自民党が惨敗しましたが、あれだけいい加減な強行採決で法律を通したのですから、当然といえば当然のことです。ただ、民主党が優れた政策を提示できるかどうかは、当然のことながら別問題で、財政赤字をどのように解決するのか、明確な道筋を国民に提示する必要があります。
米国株価が減退していますが、万一、世界的な株高が一旦終焉して、景気が低迷すれば、安倍内閣が主張している上げ潮路線は難しくなります。もっとも、そもそもどのようにして経済成長を底上げするのか、各党とも具体論は明確にしていないので、本当に経済成長の底上げにより、財政赤字を解決していくつもりなのかよく分からないところがあります。
成長を底上げするということは、公的部門を含む不採算部門を縮小・廃止して、新たな採算部門を作るということですが、これは、口で言うのはたやすいことですが、実行するのは大変なことです。
まず、不採算部門の縮小・廃止ですが、不採算部門ほど政治に頼らないと生き抜くことが難しいわけですから、政治力が大きい傾向にあります。自民・民主ともに、既得権益層から一定の票を集めていますので、不採算部門の切捨てといっても、容易なことではないはずです。

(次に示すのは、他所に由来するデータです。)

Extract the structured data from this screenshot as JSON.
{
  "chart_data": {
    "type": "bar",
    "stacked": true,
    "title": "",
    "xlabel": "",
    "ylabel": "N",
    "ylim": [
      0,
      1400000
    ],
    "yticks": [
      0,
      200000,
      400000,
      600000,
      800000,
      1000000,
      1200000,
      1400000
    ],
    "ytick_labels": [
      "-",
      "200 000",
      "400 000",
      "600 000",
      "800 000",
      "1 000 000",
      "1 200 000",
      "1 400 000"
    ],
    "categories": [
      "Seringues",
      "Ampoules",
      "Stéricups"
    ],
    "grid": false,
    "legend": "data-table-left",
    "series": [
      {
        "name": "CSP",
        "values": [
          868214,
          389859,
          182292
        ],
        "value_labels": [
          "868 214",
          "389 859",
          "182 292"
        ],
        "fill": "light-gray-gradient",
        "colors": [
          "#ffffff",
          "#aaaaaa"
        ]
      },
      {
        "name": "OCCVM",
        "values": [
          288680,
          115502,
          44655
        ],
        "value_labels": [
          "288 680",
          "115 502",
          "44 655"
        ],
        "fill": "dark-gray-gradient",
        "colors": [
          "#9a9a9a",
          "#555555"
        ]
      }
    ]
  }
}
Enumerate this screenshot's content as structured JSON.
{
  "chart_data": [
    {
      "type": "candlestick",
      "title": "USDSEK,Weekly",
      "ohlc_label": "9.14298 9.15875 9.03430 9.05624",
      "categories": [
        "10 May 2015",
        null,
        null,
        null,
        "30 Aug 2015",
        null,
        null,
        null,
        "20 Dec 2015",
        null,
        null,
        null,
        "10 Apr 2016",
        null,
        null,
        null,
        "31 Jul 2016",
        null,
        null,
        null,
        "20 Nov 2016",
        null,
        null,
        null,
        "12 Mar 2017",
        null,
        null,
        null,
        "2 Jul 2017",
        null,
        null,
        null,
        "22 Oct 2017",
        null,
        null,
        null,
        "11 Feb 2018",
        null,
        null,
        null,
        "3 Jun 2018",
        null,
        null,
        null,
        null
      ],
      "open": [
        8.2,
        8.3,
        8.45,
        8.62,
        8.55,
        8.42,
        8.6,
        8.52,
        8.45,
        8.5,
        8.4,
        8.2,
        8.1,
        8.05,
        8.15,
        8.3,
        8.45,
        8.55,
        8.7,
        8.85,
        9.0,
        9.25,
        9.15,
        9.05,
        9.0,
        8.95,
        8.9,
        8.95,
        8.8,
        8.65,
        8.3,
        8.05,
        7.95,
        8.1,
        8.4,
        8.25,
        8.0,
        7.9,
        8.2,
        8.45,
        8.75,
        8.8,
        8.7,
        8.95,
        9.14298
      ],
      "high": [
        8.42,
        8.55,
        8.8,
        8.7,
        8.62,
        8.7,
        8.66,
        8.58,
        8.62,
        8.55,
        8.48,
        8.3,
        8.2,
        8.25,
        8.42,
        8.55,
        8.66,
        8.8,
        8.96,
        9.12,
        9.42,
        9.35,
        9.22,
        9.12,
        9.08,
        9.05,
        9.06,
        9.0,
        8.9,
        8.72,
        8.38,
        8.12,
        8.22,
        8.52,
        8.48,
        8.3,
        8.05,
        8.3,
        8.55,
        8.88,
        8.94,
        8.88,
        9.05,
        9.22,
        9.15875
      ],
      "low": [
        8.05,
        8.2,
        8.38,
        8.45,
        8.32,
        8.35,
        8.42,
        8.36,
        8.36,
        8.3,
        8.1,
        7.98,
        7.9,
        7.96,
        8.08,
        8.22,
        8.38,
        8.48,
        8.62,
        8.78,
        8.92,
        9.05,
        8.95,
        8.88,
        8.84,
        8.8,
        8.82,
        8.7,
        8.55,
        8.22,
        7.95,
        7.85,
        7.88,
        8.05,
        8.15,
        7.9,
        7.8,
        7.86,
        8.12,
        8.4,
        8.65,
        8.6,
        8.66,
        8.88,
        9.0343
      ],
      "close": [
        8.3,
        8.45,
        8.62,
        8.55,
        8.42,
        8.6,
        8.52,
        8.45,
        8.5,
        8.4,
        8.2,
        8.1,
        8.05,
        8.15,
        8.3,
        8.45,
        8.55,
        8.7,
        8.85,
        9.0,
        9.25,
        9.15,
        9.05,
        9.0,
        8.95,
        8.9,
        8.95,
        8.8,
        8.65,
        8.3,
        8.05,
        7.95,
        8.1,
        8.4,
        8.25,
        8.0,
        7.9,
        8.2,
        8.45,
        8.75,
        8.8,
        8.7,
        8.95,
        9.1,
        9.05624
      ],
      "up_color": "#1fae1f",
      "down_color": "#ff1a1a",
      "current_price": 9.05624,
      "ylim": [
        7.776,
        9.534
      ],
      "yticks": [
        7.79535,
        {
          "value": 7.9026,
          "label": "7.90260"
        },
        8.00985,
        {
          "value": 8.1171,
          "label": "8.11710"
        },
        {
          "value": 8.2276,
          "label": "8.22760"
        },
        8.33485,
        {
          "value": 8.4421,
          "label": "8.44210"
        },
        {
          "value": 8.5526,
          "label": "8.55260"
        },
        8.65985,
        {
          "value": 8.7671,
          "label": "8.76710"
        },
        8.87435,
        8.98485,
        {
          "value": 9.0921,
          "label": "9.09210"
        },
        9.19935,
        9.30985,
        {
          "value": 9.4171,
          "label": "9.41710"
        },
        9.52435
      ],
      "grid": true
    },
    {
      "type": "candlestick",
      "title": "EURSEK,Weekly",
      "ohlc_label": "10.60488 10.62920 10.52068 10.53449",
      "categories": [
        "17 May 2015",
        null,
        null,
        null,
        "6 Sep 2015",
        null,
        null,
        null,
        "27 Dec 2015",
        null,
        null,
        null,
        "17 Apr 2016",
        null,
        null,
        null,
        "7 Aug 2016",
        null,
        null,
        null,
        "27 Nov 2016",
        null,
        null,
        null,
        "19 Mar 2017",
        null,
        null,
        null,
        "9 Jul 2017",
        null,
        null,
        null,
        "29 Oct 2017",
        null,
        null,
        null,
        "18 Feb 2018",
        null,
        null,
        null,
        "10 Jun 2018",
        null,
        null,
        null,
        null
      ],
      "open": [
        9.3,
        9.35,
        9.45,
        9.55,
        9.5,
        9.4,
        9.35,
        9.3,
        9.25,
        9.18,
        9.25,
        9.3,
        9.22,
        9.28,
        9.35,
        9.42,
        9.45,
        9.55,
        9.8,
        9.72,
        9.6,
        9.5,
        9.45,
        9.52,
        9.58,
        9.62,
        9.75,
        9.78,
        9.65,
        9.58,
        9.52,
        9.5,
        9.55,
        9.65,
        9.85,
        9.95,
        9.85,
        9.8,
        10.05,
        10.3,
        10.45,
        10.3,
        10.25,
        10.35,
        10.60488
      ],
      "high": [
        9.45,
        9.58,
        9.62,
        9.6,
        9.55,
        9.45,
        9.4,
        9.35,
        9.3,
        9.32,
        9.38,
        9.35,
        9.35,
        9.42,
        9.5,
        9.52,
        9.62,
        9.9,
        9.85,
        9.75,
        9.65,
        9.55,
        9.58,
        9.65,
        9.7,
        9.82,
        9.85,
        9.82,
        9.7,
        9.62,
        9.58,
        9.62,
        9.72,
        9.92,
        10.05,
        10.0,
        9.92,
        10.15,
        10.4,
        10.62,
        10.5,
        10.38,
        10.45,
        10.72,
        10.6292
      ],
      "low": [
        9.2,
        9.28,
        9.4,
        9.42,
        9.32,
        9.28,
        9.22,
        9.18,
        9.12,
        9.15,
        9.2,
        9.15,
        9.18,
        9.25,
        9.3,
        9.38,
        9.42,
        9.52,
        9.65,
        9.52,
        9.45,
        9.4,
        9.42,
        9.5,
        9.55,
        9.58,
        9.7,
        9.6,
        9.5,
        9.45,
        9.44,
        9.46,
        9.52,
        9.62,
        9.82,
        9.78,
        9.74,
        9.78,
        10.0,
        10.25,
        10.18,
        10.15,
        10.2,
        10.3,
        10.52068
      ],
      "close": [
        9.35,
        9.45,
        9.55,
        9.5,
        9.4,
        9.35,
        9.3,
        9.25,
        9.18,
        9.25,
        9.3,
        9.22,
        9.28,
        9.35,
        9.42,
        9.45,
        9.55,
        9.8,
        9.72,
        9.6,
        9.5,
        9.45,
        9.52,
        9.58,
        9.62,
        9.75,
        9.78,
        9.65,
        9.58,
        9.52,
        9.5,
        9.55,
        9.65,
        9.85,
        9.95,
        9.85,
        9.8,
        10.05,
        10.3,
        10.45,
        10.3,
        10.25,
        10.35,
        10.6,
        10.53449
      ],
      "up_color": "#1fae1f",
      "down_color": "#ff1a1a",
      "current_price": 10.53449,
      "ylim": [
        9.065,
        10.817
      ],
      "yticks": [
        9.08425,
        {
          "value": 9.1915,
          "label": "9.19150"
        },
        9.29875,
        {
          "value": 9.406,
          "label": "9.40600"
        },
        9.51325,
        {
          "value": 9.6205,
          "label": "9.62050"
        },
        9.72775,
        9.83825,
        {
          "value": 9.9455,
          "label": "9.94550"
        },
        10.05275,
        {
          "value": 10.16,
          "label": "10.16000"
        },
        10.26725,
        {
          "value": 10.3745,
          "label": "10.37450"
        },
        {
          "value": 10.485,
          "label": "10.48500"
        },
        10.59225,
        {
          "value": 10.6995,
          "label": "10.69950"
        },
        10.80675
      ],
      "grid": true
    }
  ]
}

本来、構造改革というのは、官の改革でなければならなかったはずですが、橋本内閣による行政改革、小泉内閣による行政改革ともに中途半端な名前だけの改革に終わっています。
もはや、時間的な猶予はあまりありませんので、政治家による改革が望み薄だとすれば、主権者である国民の監督機能を強めるための条文を憲法に加える運動をするなど、国民自らが汗を流さなければ何も変わらないと思います。